Intel has shocked investors by announcing that revenues for the second quarter to 30 June will fall below expectations.
The company had previously predicted second quarter revenues would be flat or slightly up, but it is now warning that sales could fall to 5% and 10% short of the $6.4 billion (#4 billion) in the first quarter of this year.
Intel blamed the drop on weak sales in Europe and a faster than expected decline in sales of its older Pentium chips.
A spokesman for Intel US commented: "We started seeing pretty significant softness in the numbers, especially out of Europe. Much of the softness is in the company's Pentium processor line, which is seeing a slow-down as users begin to demand Intel's faster, newer processors, particularly the Pentium with MMX technology and the Pentium II."

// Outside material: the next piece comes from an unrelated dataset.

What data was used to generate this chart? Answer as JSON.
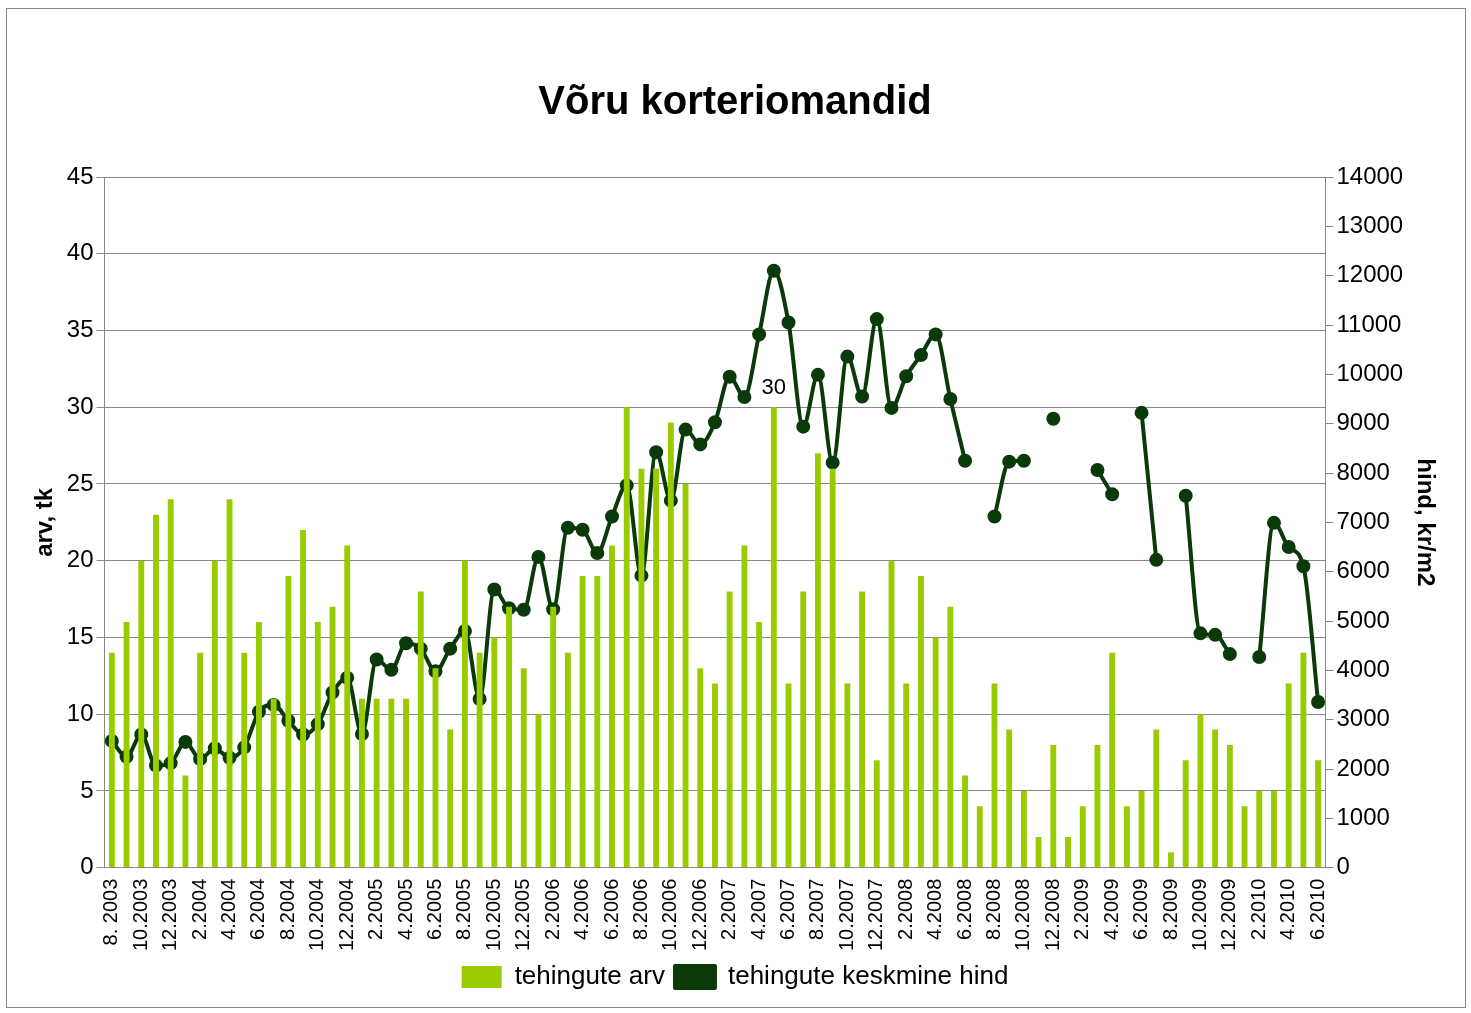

When Intel reports its second quarter figures around mid-July, gross margins are also expected to slip below the 64% figure achieved in the first quarter. Expenses are also expected to rise by between 7% and 9% in the second quarter from the $1.3 billion spent in the first quarter, Intel warned. For the year, the chip maker expects to spend $2.4 billion in research and development.
The news had an immediate and disastrous effect on Intel's stock price, sending it plummeting $20.76 to $142.94.
Despite the fact that both Microsoft and Dell's stock dropped $6.75 and $8 a share respectively on the same day, analysts said it was just a blip.